Wednesday, August 09, 2006
Yuck, yuck. Puke, puke. Somebody break Katie from this disgusting hypnotic state she has been in for the last year!!! Bring back Chris Klein STASAP!!!
Rumor has it Vanity Fair is going to publish the first Suri pics. Unfortunately, no one cares.
(TomKat in their latest photo-op for the paparazzi)
Are we supposed to buy that Nicole is "bulking" up? She looks revolting here. Whose 15 minutes do we want over more: this chick or her ex-bff Paris? This one may be too close to call...
(Nicole Richie entering Guys karaoke night in Hollywood)
Our fave pop culture outlet, US Weekly, has reported for the second time that Vaughniston are engaged, even going so far as to put the story on their cover for this week's issue. But Vaughniston publicists have issued a statement emphatically denying the reports. In a related story, the doctors of pop have fallen asleep from such boring "news". C'mon US! We want some more dirty Candy Spelling dish!
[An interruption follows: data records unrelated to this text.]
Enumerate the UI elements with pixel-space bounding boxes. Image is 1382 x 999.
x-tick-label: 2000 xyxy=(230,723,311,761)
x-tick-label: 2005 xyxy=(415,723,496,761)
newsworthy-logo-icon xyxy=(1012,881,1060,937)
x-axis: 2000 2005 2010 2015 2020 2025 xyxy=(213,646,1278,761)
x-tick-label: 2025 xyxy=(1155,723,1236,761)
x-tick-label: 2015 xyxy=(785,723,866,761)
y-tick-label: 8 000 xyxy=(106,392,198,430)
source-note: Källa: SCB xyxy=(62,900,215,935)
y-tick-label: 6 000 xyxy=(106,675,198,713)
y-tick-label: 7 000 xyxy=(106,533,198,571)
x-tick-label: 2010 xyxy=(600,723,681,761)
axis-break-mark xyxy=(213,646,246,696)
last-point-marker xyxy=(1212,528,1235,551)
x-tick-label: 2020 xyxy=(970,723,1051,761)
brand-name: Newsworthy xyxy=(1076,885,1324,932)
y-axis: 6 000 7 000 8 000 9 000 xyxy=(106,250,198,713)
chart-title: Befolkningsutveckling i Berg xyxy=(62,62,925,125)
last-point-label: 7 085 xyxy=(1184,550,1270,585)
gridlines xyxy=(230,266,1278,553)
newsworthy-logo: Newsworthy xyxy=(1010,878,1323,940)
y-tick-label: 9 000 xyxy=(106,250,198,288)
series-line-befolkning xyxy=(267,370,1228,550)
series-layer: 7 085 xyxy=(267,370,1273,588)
This is just a promo for the VMA's and we don't know what to say about this one. Mulitiple choice question: After Paris pretended to read, what happened? a) her head exploded b) she fainted due to exhaustion c) she had sex with the moon man d) she declared that she would like to entertain the troops in Iran
US magazine is claiming in its featured article that Vince Vaughn has popped the question to Jennifer Aniston in spite of reports by others that claim that they are no longer together. In lieu of wedding china or checks to their favorite charity, they have asked that guests provide them with an unlimited supply of Marlboro Reds. Brad Pitt has reacted to this possible engagement by not giving a rat's ass.
Several media outlets are declaring that former youth pastor, Joe Simpson is creepy and continues to talk about his daughters' body parts while pushing his girls towards images that are far from wholesome. Meanwhile the girls have finally had enough of his intervention and lack of boundaries. Hmmm.... Joe Simpson is creepy. How is this a revelation to anyone?
Mischa Barton's recent trip to Australia had many people scratching their heads. In a press conference she went on and on about how much she loves Australian fashion, but when asked which Australian designer she was wearing- she didn't have a clue. She also didn't know how to do long division or multiply factors higher than 3.
(Someone looks happy). People magazine reports that Jennifer Aniston was having a girls' night at the Beverly Hills restaurant Spago, where she allegedly ate some of Wolfgang Puck’s signature dishes. "They were having a marvelous time," says a source. "Jennifer was laughing all night." I believe Jennifer Aniston was laughing and having a marvelous time like I believe that monkeys will fly out of my butt.
Bryce Dallas Howard, the daughter of director Ron Howard has announced that she is pregnant with her first child. Bryce is an excellent example of someone who became famous through sheer hard work and talent alone. No one has ever hired her just because she is Ron Howard's daughter. She and Tori Spelling deserve to be commended!
Here is Justin Timberlake's album cover for his new CD that has yet to be released. In an interview to promote the CD he had this to say about Britney Spears. “I dated Britney half my life but I don’t know that person anymore. I’m not sure I knew her before. If I was writing an article about her, I would not be able to fight the urge to write every dirty thing about her.” What do you think about his new song "Sexy/back"? Hate it or love it?
The question that has been raised by several postings is what on earth does Lindsay mean by the word "entertain"? Please post your thoughts on how Lindsay will entertain the troops, and remember there are no poles to dance around over in Iraq.